The Japanese physicist, who died last Friday of carcinoma of the maxillary gingival, shared the Nobel Prize in Physics that year with two other Japanese scientists, Makoto Kobayashi and Yoichiro Nambu, who held U.S. citizenship, recognized for their contribution to the discovery of the origin of the broken symmetry.

Masukawa, a professor emeritus at Kyoto University, trained under Shoichi Sakata, a late professor of physics at Nagoya University, and earned his Ph.D. at the university in central Japan in 1967.

He became a professor at Kyoto University's Yukawa Institute for Theoretical Physics in 1980 before serving as director of the institute and a distinguished invited university professor at Nagoya University.

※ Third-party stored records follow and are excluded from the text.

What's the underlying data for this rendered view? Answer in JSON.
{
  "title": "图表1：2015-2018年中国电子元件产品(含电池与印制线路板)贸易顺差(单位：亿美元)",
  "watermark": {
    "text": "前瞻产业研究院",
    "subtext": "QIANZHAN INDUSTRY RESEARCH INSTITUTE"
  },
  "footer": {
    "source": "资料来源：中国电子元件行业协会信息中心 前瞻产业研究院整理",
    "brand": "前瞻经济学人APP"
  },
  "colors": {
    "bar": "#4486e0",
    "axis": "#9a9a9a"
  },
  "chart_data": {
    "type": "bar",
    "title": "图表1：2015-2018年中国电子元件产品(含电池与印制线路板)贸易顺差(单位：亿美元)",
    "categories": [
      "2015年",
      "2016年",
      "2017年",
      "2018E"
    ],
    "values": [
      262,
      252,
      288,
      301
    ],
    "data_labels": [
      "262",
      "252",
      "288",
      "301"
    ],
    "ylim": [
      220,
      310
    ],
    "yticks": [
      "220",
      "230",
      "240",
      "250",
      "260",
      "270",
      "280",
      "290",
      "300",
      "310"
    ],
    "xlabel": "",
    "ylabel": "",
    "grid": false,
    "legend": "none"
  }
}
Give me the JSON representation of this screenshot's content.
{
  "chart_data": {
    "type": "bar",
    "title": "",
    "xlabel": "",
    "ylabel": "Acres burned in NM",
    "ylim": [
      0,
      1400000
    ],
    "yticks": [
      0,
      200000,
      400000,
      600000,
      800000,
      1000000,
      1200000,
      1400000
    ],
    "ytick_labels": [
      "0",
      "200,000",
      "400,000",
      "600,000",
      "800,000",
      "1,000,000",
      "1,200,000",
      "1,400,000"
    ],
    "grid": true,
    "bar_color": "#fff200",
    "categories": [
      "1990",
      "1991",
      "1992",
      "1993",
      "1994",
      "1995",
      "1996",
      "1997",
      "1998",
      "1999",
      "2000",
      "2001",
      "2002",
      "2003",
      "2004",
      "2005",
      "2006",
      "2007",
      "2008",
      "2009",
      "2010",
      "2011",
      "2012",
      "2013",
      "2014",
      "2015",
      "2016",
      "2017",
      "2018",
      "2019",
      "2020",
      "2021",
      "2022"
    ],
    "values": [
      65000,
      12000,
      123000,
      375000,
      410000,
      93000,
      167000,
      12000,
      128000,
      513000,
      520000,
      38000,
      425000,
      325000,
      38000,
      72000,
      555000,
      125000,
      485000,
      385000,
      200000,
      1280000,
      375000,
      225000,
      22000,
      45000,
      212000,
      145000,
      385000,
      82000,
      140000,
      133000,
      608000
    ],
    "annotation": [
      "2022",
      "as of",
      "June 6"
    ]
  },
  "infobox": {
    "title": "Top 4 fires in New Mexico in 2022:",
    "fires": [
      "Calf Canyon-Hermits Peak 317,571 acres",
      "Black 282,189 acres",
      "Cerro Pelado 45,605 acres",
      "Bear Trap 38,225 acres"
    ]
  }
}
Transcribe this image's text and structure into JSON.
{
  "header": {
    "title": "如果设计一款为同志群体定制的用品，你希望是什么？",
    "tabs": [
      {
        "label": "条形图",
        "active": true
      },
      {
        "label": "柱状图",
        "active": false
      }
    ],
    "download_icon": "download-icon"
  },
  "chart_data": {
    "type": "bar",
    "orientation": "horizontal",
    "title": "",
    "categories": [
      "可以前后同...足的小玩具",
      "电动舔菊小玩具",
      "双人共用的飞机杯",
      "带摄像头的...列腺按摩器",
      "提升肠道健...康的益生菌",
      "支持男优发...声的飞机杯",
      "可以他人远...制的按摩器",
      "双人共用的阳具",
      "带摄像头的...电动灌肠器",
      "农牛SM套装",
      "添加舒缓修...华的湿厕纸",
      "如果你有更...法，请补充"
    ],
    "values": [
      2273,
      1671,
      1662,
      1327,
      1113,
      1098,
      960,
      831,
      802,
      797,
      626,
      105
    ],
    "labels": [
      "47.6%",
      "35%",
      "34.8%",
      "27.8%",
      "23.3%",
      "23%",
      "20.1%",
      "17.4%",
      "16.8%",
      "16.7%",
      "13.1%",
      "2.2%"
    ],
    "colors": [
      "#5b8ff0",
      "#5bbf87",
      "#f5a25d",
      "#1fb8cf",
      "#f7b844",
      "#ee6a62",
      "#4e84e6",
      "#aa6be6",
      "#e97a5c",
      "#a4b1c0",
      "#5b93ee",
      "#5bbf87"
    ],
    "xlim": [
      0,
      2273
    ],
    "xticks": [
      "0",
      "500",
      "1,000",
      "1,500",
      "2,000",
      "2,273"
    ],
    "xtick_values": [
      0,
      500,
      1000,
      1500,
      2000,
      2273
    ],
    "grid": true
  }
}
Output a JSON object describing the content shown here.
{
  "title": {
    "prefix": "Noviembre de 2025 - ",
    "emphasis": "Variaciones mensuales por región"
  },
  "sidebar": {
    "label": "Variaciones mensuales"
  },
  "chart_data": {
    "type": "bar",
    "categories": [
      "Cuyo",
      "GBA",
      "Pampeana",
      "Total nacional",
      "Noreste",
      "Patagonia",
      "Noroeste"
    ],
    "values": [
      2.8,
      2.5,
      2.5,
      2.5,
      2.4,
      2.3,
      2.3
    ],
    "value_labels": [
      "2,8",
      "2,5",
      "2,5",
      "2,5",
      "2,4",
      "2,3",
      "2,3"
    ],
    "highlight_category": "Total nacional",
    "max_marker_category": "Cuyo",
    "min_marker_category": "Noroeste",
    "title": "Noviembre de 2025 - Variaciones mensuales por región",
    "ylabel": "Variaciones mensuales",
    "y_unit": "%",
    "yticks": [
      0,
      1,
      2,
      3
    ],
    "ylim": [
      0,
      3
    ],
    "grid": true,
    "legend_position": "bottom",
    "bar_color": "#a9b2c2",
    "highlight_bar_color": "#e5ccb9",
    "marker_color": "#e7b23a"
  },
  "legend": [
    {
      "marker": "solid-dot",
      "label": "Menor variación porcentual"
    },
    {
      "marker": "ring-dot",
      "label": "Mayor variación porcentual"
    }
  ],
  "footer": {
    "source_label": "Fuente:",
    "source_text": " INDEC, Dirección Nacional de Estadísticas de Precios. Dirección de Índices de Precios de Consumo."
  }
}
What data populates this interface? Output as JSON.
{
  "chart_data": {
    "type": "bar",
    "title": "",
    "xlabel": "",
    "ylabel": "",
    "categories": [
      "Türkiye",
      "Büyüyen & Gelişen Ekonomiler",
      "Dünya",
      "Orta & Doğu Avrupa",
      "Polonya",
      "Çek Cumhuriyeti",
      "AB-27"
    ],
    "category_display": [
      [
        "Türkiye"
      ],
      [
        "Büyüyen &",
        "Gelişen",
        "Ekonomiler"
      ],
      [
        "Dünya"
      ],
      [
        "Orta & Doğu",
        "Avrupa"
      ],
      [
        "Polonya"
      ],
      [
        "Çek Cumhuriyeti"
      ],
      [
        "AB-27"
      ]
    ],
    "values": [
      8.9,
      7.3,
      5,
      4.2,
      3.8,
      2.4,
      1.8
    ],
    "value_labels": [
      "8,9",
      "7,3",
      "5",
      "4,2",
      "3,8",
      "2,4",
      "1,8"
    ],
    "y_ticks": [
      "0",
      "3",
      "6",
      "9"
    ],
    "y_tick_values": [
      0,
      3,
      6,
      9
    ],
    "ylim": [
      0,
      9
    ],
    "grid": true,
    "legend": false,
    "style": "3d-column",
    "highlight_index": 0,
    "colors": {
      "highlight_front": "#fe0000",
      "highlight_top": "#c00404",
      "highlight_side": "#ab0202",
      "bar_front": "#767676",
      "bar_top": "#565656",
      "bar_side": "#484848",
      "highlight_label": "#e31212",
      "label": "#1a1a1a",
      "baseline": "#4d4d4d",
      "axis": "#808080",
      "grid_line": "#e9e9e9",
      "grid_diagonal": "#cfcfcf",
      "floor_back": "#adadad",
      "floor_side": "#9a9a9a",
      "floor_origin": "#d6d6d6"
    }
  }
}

In 1973, during his years as an assistant at Kyoto University's faculty of science, Masukawa and Kobayashi, who was also an assistant, published their theory predicting the existence of at least six quarks that allowed for the explanation of the concept of broken symmetry.

Masukawa, a Nagoya native, also received the Order of Culture in 2008. He had been involved in activities to protect Japan's pacifist constitution and other peace activities.